Logistikdaten in Gemeinden Eine Dokumentation von Praxiserfahrungen und Anwendungen des Leitfadens „Logistik in Zahlen“ in Gemeinden
Die Gestaltung nachhaltiger und lebenswerter Städte und Gemeinden erfordert eine effiziente und klimaverträgliche Organisation des Güter- und Wirtschaftsverkehrs. Während für den Personenverkehr bereits umfangreiche Datengrundlagen zur Verfügung stehen, fehlen Gemeinden häufig belastbare Informationen über innerörtliche Logistikprozesse. Gleichzeitig gewinnen Themen wie Lieferverkehr, Baustellenlogistik, Entsorgungsverkehre, Klimaschutz, Verkehrssicherheit und Aufenthaltsqualität zunehmend an Bedeutung. Eine datenbasierte Betrachtung logistischer Aktivitäten bildet daher eine wesentliche Grundlage für fundierte kommunale Planungs- und Entscheidungsprozesse.
Vor diesem Hintergrund wurde 2025 der vorliegende Leitfaden entwickelt. Er unterstützt Gemeinden dabei, vorhandene Logistikdaten systematisch zu erfassen, geeignete Erhebungsmethoden auszuwählen und langfristig eine datenbasierte Sicht auf kommunale Logistik zu etablieren. Diese Publikation dokumentiert erstmals die praktische Anwendung des Leitfadens in österreichischen Gemeinden und zeigt Vorgehensweisen, Erfahrungen sowie Empfehlungen für die Umsetzung auf.
Die Bedeutung kommunaler Logistikdaten spiegelt sich auch in der im Juni 2026 veröffentlichten Logistikstandortstrategie des Bundesministeriums wider. Mehrere der darin formulierten Maßnahmen setzen unmittelbar bei datenbasierten Entscheidungsgrundlagen an, allen voran Maßnahmen im Themenfeld Digitalisierung und Daten. Der Leitfaden „Logistik in Zahlen“ und die vorliegenden Praxiserfahrungen in „Logistikdaten in Gemeinden“ zeigen in diesem Zusammenhang, wie Gemeinden niederschwellig Zugang zu hochwertigen Logistikdaten erhalten und diese für konkrete Planungs- und Entscheidungsprozesse nutzen können.
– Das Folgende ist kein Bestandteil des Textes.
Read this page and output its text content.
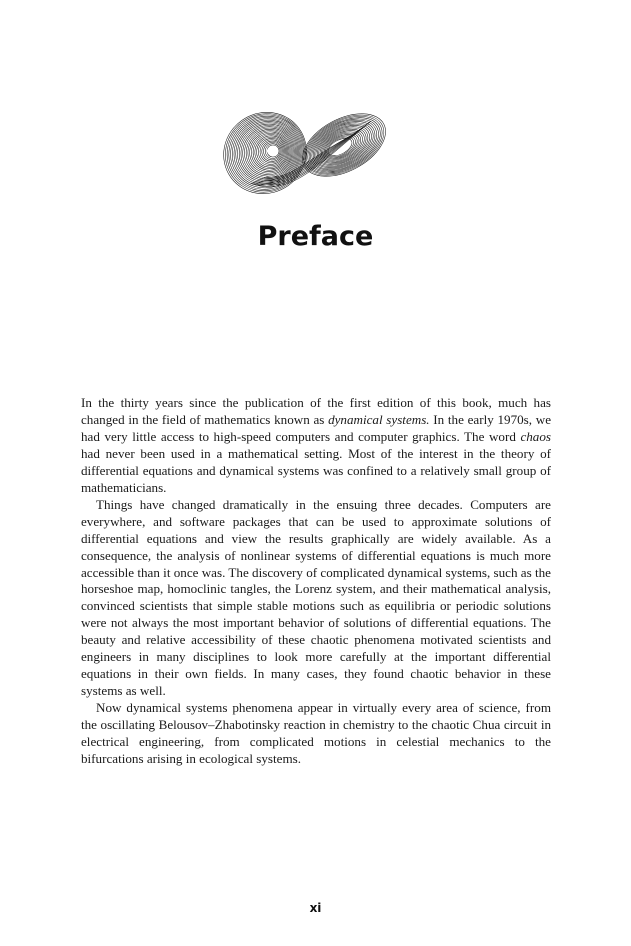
Preface

In the thirty years since the publication of the first edition of this book, much has changed in the field of mathematics known as dynamical systems. In the early 1970s, we had very little access to high-speed computers and computer graphics. The word chaos had never been used in a mathematical setting. Most of the interest in the theory of differential equations and dynamical systems was confined to a relatively small group of mathematicians.

Things have changed dramatically in the ensuing three decades. Computers are everywhere, and software packages that can be used to approximate solutions of differential equations and view the results graphically are widely available. As a consequence, the analysis of nonlinear systems of differential equations is much more accessible than it once was. The discovery of complicated dynamical systems, such as the horseshoe map, homoclinic tangles, the Lorenz system, and their mathematical analysis, convinced scientists that simple stable motions such as equilibria or periodic solutions were not always the most important behavior of solutions of differential equations. The beauty and relative accessibility of these chaotic phenomena motivated scientists and engineers in many disciplines to look more carefully at the important differential equations in their own fields. In many cases, they found chaotic behavior in these systems as well.

Now dynamical systems phenomena appear in virtually every area of science, from the oscillating Belousov–Zhabotinsky reaction in chemistry to the chaotic Chua circuit in electrical engineering, from complicated motions in celestial mechanics to the bifurcations arising in ecological systems.

xi
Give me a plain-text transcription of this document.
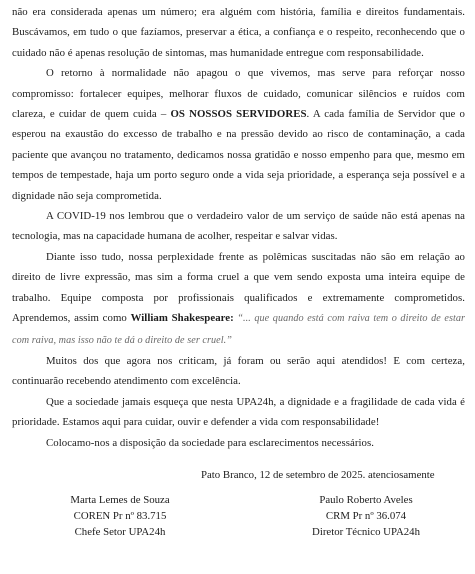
não era considerada apenas um número; era alguém com história, família e direitos fundamentais. Buscávamos, em tudo o que fazíamos, preservar a ética, a confiança e o respeito, reconhecendo que o cuidado não é apenas resolução de sintomas, mas humanidade entregue com responsabilidade.

O retorno à normalidade não apagou o que vivemos, mas serve para reforçar nosso compromisso: fortalecer equipes, melhorar fluxos de cuidado, comunicar silêncios e ruídos com clareza, e cuidar de quem cuida – OS NOSSOS SERVIDORES. A cada família de Servidor que o esperou na exaustão do excesso de trabalho e na pressão devido ao risco de contaminação, a cada paciente que avançou no tratamento, dedicamos nossa gratidão e nosso empenho para que, mesmo em tempos de tempestade, haja um porto seguro onde a vida seja prioridade, a esperança seja possível e a dignidade não seja comprometida.

A COVID-19 nos lembrou que o verdadeiro valor de um serviço de saúde não está apenas na tecnologia, mas na capacidade humana de acolher, respeitar e salvar vidas.

Diante isso tudo, nossa perplexidade frente as polêmicas suscitadas não são em relação ao direito de livre expressão, mas sim a forma cruel a que vem sendo exposta uma inteira equipe de trabalho. Equipe composta por profissionais qualificados e extremamente comprometidos. Aprendemos, assim como William Shakespeare: “... que quando está com raiva tem o direito de estar com raiva, mas isso não te dá o direito de ser cruel.”

Muitos dos que agora nos criticam, já foram ou serão aqui atendidos! E com certeza, continuarão recebendo atendimento com excelência.

Que a sociedade jamais esqueça que nesta UPA24h, a dignidade e a fragilidade de cada vida é prioridade. Estamos aqui para cuidar, ouvir e defender a vida com responsabilidade!

Colocamo-nos a disposição da sociedade para esclarecimentos necessários.

Pato Branco, 12 de setembro de 2025. atenciosamente
Marta Lemes de Souza
COREN Pr nº 83.715
Chefe Setor UPA24h
Paulo Roberto Aveles
CRM Pr nº 36.074
Diretor Técnico UPA24h
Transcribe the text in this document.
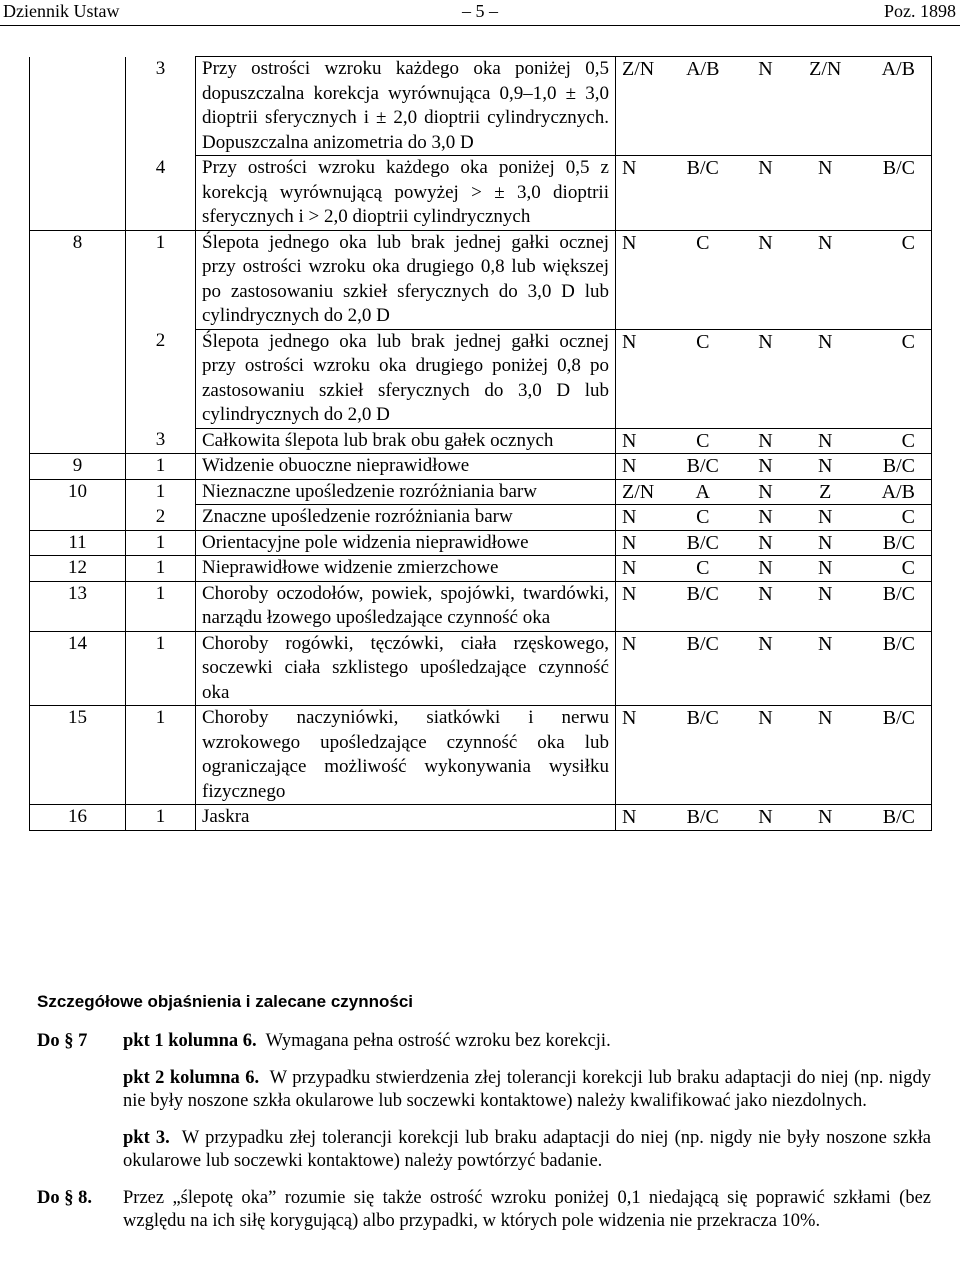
Dziennik Ustaw	– 5 –	Poz. 1898
	3	Przy ostrości wzroku każdego oka poniżej 0,5 dopuszczalna korekcja wyrównująca 0,9–1,0 ± 3,0 dioptrii sferycznych i ± 2,0 dioptrii cylindrycznych. Dopuszczalna anizometria do 3,0 D	Z/N A/B N Z/N A/B

	4	Przy ostrości wzroku każdego oka poniżej 0,5 z korekcją wyrównującą powyżej > ± 3,0 dioptrii sferycznych i > 2,0 dioptrii cylindrycznych	N B/C N N B/C

8	1	Ślepota jednego oka lub brak jednej gałki ocznej przy ostrości wzroku oka drugiego 0,8 lub większej po zastosowaniu szkieł sferycznych do 3,0 D lub cylindrycznych do 2,0 D	N C N N C

	2	Ślepota jednego oka lub brak jednej gałki ocznej przy ostrości wzroku oka drugiego poniżej 0,8 po zastosowaniu szkieł sferycznych do 3,0 D lub cylindrycznych do 2,0 D	N C N N C

	3	Całkowita ślepota lub brak obu gałek ocznych	N C N N C

9	1	Widzenie obuoczne nieprawidłowe	N B/C N N B/C

10	1	Nieznaczne upośledzenie rozróżniania barw	Z/N A N Z A/B

	2	Znaczne upośledzenie rozróżniania barw	N C N N C

11	1	Orientacyjne pole widzenia nieprawidłowe	N B/C N N B/C

12	1	Nieprawidłowe widzenie zmierzchowe	N C N N C

13	1	Choroby oczodołów, powiek, spojówki, twardówki, narządu łzowego upośledzające czynność oka	N B/C N N B/C

14	1	Choroby rogówki, tęczówki, ciała rzęskowego, soczewki ciała szklistego upośledzające czynność oka	N B/C N N B/C

15	1	Choroby naczyniówki, siatkówki i nerwu wzrokowego upośledzające czynność oka lub ograniczające możliwość wykonywania wysiłku fizycznego	N B/C N N B/C

16	1	Jaskra	N B/C N N B/C
Szczegółowe objaśnienia i zalecane czynności
Do § 7	pkt 1 kolumna 6. Wymagana pełna ostrość wzroku bez korekcji.
pkt 2 kolumna 6. W przypadku stwierdzenia złej tolerancji korekcji lub braku adaptacji do niej (np. nigdy nie były noszone szkła okularowe lub soczewki kontaktowe) należy kwalifikować jako niezdolnych.
pkt 3. W przypadku złej tolerancji korekcji lub braku adaptacji do niej (np. nigdy nie były noszone szkła okularowe lub soczewki kontaktowe) należy powtórzyć badanie.
Do § 8.	Przez „ślepotę oka” rozumie się także ostrość wzroku poniżej 0,1 niedającą się poprawić szkłami (bez względu na ich siłę korygującą) albo przypadki, w których pole widzenia nie przekracza 10%.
Pilotanwendungen in Amstetten und Waidhofen an der Ybbs bestätigen die Praxistauglichkeit des Leitfadens und zeigen, dass bereits mit überschaubarem Aufwand wertvolle Erkenntnisse über das lokale Logistikgeschehen gewonnen werden können. Gleichzeitig wurde deutlich, dass in den Gemeinden bereits zahlreiche relevante Daten vorhanden sind, diese jedoch bislang nur eingeschränkt unter logistischen Fragestellungen genutzt oder miteinander verknüpft werden. Der Austausch zwischen den Pilotgemeinden und ausgewählten Follower Cities erwies sich dabei als wichtiger Erfolgsfaktor für den Wissenstransfer und die Identifikation weiterer Anwendungsfelder.